В лаборатории местного фотоателье Эдик обработал пленки и остался доволен: даже больной капитан получился на снимке каким-то трагически глубокомысленным, словно сосредоточил свой разум на решении проблемы жизни и смерти, и глаза у него получились апостольски чистыми и страдальчески мудрыми, точно он пытался заглянуть в свое великомученическое существо. Просто Гамлет! Ну а Криницкая вышла эффектно: на фоне зловещего атомного гриба она казалась воплощением не только всего прекрасного, что может быть в женщине, но и утверждающим, созидающим началом двух сил: добра и зла, гармонии и хаоса, мира и антимира. В журнал на страницу с материалом борьбы за мир это блестящий снимок, но внутренне Эдуард все же не был удовлетворен своей находкой с атомным грибом. Враждебный образ смерти был более впечатляющим и невольно подавлял. Как отец…

Эдик даже рассмеялся, сравнив отца с той губительной силой, которая притягивает к себе. «Конечно, мой родитель не атомный гриб, но что удав – так это точно. Не очень бы хотелось стать перед ним кроликом или лягушкой!»

Задумавшись над своим положением, он не то что испугался, а почувствовал неуютность, словно кто-то в его теплой квартире в зимнюю стужу повыбивал стекла в окнах. В гостиницу Эдик не пошел – не хотелось встречаться с отцом. Понимал, конечно, что рано или поздно все равно придется идти и доложить все о госпитале и о капитане Олениче. Долго бродил улицами красивого прикарпатского городка, который напоминал открытки швейцарских курортов в предгорьях Альп. Незаметно вышел на окраину и увидел реку. Повеяло чем-то родным, но бесконечно далеким, как смутное воспоминание. Наверное, это дохнуло на него детство, днепровские затоны, крики куликов в зарослях камыша, солнечная духота на виноградниках и прохлада криницы под плакучими ивами возле крутого бережка. Был он тогда вольным как ветер и смелым как волчонок, но был и чистым, не злым. И почувствовал жалость к себе, что уже никогда не сможет быть таким…

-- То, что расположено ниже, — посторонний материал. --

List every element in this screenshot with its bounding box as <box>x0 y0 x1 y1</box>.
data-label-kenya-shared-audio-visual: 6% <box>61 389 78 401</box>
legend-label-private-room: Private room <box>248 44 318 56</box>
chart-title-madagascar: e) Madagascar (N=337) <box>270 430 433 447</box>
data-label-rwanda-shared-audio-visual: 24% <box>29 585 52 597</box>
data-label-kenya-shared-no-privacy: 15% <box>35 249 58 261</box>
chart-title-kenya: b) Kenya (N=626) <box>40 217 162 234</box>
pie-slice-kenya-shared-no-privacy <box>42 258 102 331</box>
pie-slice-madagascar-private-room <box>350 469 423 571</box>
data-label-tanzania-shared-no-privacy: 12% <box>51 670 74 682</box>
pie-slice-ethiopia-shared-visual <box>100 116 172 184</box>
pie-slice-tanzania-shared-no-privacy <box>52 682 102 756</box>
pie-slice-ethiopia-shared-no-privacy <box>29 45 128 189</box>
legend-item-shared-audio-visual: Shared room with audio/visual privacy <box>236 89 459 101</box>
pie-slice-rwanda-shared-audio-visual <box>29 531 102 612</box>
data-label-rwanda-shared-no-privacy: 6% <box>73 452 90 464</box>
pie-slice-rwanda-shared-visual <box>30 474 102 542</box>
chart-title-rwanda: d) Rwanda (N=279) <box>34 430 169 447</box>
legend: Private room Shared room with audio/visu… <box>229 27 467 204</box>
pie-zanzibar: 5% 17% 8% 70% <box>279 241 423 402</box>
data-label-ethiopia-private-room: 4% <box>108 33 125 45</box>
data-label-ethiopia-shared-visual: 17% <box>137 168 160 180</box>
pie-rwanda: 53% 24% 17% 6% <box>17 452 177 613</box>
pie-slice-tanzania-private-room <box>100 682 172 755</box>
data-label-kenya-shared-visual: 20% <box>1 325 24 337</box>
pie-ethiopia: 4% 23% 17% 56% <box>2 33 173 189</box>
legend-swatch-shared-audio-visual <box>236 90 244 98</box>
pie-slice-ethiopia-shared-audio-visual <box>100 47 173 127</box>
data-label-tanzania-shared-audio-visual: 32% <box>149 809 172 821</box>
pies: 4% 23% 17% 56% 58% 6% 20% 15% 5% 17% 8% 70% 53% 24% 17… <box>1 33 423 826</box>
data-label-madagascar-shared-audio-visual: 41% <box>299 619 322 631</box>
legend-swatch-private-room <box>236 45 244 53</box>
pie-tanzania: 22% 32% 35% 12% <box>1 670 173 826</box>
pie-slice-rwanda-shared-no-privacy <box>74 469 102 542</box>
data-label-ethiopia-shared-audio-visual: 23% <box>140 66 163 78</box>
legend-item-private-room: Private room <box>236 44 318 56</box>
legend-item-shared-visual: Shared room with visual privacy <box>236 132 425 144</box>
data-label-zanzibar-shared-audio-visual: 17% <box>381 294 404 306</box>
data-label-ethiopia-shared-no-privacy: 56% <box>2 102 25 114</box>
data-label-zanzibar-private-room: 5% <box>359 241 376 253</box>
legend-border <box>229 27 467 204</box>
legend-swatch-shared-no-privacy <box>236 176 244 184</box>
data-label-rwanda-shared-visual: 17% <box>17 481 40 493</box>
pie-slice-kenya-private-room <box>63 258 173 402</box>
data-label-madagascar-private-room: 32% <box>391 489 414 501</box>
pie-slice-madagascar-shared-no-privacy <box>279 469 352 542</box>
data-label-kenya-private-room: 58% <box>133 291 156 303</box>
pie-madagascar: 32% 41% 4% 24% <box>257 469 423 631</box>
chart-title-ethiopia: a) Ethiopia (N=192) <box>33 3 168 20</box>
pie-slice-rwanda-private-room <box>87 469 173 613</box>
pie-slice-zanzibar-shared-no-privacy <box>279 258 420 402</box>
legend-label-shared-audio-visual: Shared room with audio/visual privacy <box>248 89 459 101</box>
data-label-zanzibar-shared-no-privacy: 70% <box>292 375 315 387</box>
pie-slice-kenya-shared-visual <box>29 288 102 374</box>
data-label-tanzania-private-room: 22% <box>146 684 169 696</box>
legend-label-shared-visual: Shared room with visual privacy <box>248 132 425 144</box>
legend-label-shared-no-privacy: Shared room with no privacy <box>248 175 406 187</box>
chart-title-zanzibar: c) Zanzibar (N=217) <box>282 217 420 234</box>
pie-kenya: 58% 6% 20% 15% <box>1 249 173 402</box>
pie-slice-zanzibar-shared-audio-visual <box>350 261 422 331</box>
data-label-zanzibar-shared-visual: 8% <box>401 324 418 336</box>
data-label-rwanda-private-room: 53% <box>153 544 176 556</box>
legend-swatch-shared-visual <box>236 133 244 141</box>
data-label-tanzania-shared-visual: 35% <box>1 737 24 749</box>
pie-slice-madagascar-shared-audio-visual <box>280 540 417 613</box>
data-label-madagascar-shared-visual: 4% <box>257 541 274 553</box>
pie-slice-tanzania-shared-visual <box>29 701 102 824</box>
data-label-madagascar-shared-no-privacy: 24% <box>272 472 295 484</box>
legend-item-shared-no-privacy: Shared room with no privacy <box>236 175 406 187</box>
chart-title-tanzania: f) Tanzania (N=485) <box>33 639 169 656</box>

Солнце склонялось к вершинам Карпат, и тени стали быстро удлиняться. Жара спадала, но ход воды, ее журчание и сверкание притягивали и манили. Эдик осмотрелся – вокруг ни души. Зачарованно стояли поникшие, еще не отошедшие от зноя, такие же вербы, как на берегу Днепра. Пробежался по гальке, устилавшей пологий бережок, почти на ходу сбросил одежду и кинулся в воду: она оказалась почти ледяной. Как ошпаренный вынырнул, но широкий разлив быстро бегущей серебрящейся воды подмял его, и Эдуард, превозмогая непривычный холод, снова нырнул и поплыл, подчиняясь течению. Приятно было чувствовать свое тело легким и послушным воде, и он отдавался стремительному течению, словно подхватила шальная судьба, устремляясь к неизвестности. Вдруг подумал: а придется ведь и назад возвращаться. Бежать по гальке, по голышам? Босиком? Неужели он не сможет преодолеть это течение? И тут же заставил себя повернуться всем своим сильным, мускулистым телом навстречу могучему течению. Вымахивая руками, чувствуя учащенное биение сердца, он начал одолевать сопротивление воды. Она забивала ему рот, она туго била в виски, но сила человека – упрямее и мощнее. Эдик радовался, видя, как приближается то место, откуда течение понесло его. Он возвратился довольный и гордый, словно победил коварного и могучего врага.

Возвращался в центр города в сумерках. Проходя по темным аллеям парка, он услышал сначала возбужденные голоса, потом визг и плач женщины. Через несколько шагов увидел возле цветочной клумбы, что парень бьет девушку. Эдик кинулся к нему, схватил сзади за локти.